Wednesday, June 9, 2021

Avicena develops highly parallel optical interconnect for chips

Avicena, a start-up based in Mountain View, California, unveiled a highly parallel optical interconnect technology targeting up to 10 meters reach for chip-to-chip interconnects in distributed computing, processor-to-memory disaggregation, and other advanced computing applications. 

Avicena's LightBundle is based on arrays of novel GaN high-speed micro-emitters, leveraging the microLED display manufacturing ecosystem, and is fully compatible with high performance silicon ICs. The company has demonstrated an array of 200 CROME devices with a pitch of 30μm coupled to an array of PDs with a multi-core imaging fiber. Avicena says individual lanes show excellent performance characteristics up to a data rate of 10Gbps over the full temperature range of -40°C to 150°C. This extrapolates to an aggregate link bandwidth of 2Tbps for 200 lanes with a bandwidth density of 10Tbps/mm2.

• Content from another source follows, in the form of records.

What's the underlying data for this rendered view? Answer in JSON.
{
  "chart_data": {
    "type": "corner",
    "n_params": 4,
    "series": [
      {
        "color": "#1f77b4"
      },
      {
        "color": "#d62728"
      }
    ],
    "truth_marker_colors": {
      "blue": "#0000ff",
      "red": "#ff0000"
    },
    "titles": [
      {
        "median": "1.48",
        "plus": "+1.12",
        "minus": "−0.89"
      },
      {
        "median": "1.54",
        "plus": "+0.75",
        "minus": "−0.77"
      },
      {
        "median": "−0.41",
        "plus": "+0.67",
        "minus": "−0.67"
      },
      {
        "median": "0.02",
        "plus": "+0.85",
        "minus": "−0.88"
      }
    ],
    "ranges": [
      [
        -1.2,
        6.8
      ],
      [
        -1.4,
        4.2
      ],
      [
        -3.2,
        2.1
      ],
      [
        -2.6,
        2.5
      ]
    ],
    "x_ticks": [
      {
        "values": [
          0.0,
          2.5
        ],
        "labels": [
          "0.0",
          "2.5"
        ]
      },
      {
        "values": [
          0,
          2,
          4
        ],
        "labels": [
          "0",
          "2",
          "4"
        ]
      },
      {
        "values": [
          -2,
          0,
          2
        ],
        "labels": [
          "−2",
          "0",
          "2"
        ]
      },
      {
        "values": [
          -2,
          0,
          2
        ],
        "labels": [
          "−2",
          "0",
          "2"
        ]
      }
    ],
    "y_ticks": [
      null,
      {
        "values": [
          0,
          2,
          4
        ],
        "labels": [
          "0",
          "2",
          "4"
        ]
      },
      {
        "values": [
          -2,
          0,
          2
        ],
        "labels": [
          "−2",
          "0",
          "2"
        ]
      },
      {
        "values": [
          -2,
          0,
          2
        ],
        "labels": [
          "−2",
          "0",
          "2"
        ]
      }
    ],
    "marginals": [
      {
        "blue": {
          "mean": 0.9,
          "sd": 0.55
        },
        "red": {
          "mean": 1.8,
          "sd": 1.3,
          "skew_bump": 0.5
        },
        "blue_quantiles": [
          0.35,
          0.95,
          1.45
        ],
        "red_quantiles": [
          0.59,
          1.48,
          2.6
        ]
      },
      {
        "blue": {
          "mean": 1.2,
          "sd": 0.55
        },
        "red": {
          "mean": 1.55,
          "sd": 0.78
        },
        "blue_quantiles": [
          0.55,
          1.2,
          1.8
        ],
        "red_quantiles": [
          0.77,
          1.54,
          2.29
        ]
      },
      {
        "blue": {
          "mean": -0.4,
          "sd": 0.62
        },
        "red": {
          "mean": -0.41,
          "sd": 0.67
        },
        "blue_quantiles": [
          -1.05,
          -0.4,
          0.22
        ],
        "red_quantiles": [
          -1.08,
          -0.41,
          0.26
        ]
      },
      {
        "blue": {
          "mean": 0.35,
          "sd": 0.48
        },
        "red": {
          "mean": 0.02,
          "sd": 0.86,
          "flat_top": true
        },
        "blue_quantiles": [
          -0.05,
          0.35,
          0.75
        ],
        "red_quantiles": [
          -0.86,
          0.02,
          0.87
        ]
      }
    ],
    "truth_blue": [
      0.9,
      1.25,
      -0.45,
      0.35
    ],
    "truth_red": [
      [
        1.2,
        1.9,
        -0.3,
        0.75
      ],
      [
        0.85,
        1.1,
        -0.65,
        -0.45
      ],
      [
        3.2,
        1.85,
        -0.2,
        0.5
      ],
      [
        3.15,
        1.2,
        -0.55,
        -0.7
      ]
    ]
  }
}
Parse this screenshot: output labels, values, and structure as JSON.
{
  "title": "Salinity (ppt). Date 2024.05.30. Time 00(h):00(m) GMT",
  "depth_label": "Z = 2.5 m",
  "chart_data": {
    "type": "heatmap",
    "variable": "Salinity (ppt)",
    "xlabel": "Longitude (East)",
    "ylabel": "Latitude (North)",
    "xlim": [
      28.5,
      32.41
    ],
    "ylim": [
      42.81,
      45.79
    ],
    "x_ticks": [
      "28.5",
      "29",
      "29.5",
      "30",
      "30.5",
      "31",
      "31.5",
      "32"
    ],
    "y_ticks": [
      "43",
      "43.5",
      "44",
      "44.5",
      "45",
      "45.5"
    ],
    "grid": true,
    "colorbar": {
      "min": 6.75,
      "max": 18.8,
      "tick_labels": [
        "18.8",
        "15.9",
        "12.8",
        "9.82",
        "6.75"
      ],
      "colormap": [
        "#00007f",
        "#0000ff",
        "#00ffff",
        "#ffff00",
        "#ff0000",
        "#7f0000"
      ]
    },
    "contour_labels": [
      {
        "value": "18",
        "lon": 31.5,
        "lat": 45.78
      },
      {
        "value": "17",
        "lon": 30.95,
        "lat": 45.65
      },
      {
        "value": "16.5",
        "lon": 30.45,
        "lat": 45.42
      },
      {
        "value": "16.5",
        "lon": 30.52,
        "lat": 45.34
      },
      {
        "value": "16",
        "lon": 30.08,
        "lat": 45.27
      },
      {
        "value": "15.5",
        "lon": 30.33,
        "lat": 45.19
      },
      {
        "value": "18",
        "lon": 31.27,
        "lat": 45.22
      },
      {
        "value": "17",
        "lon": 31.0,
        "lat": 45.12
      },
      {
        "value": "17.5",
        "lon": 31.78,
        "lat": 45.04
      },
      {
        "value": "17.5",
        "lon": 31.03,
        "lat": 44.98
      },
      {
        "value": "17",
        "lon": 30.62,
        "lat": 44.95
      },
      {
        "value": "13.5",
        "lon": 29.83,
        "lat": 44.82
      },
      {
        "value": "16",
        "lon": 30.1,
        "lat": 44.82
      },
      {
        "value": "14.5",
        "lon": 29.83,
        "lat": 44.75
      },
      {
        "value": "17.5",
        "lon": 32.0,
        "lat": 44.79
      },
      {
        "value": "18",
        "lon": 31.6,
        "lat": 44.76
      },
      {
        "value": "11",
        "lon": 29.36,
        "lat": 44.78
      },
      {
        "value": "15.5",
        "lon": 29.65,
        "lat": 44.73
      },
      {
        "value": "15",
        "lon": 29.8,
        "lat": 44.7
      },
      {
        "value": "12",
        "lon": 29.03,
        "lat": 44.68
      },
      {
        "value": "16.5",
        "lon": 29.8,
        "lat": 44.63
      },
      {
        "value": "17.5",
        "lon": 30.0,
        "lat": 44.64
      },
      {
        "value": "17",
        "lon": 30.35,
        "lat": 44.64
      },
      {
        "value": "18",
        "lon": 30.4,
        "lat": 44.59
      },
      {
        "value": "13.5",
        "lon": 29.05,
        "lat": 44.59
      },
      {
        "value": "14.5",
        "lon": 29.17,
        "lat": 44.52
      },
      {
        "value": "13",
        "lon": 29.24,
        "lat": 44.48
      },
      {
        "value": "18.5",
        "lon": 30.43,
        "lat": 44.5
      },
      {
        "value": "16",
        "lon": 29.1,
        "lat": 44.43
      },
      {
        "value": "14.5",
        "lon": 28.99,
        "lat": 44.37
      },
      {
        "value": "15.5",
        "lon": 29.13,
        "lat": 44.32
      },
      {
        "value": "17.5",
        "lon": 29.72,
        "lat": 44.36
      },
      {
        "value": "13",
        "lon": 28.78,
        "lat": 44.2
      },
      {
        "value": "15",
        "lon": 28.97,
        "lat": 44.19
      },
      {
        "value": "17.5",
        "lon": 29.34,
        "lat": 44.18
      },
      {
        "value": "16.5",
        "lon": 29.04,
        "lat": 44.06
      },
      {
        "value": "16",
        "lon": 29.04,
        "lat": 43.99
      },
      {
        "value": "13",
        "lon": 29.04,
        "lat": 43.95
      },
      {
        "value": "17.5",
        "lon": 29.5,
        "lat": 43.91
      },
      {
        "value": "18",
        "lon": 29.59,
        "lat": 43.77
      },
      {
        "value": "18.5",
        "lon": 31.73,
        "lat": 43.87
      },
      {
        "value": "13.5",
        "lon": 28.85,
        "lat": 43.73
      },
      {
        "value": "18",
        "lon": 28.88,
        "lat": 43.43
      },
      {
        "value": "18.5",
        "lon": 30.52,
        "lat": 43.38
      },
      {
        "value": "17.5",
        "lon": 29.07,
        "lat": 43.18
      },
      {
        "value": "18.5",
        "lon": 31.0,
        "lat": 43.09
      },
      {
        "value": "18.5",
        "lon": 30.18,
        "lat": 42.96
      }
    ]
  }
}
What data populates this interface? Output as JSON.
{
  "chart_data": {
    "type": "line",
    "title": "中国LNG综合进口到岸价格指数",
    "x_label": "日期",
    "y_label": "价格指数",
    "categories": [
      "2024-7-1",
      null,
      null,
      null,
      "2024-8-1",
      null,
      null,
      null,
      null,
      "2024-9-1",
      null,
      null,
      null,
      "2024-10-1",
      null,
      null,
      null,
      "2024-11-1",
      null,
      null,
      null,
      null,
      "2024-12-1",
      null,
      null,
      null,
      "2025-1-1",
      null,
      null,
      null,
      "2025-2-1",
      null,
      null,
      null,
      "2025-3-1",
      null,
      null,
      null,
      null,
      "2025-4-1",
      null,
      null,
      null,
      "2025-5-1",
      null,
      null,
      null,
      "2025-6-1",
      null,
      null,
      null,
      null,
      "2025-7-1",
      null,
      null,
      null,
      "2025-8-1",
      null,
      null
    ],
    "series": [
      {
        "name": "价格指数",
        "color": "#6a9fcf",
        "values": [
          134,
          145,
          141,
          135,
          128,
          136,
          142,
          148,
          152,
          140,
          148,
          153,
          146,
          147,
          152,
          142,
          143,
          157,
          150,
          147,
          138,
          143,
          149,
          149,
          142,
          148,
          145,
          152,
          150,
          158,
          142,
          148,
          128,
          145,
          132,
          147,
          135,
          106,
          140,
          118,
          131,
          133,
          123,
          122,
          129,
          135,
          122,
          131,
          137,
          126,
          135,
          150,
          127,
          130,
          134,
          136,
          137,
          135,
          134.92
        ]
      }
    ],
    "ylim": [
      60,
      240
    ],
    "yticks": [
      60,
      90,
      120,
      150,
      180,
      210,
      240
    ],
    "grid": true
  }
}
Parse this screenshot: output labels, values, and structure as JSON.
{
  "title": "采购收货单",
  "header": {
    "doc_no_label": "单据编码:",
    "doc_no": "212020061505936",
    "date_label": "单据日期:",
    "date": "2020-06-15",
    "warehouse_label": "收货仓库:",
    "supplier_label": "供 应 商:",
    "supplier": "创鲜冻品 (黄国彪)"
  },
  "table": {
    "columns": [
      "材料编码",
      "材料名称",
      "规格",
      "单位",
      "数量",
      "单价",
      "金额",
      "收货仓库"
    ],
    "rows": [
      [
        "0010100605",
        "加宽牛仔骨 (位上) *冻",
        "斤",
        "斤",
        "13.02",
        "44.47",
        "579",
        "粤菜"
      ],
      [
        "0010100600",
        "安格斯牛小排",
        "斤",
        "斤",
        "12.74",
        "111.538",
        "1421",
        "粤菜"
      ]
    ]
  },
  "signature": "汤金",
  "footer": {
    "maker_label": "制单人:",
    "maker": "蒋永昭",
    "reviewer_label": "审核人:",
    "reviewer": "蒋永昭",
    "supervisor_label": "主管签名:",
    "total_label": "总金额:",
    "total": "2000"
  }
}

“All of this is changing with the recent advances in optical emitter technology driven by advances in the display industry,” says Bardia Pezeshki, founder and CEO of Avicena. “We have developed very high-performance optical transmitters based on emitter technology from the display industry. These innovative devices would have been impractical just a few years ago. Our optimized devices and materials support 10Gbps links per lane over -40°C to +150°C temperature with excellent reliability. We refer to our new optical sources as Cavity-Reinforced Optical Micro-Emitters or CROMEs. We connect CROME arrays with CMOS compatible PDs using multi-core fiber bundles to create massively parallel interconnects with 1000s of parallel lanes over a reach of up to 10m. We call this new class of optical interconnect the Avicena LightBundleTM.”

The company says the parallel nature of its LightBundle technology is well-matched to parallel chiplet interfaces like AIB, HBI, and BoW, and can also be used to extend the reach of standard compute interconnects like PCIe, NVLink, and multi-channel G/DDR memory links with low power and low latency.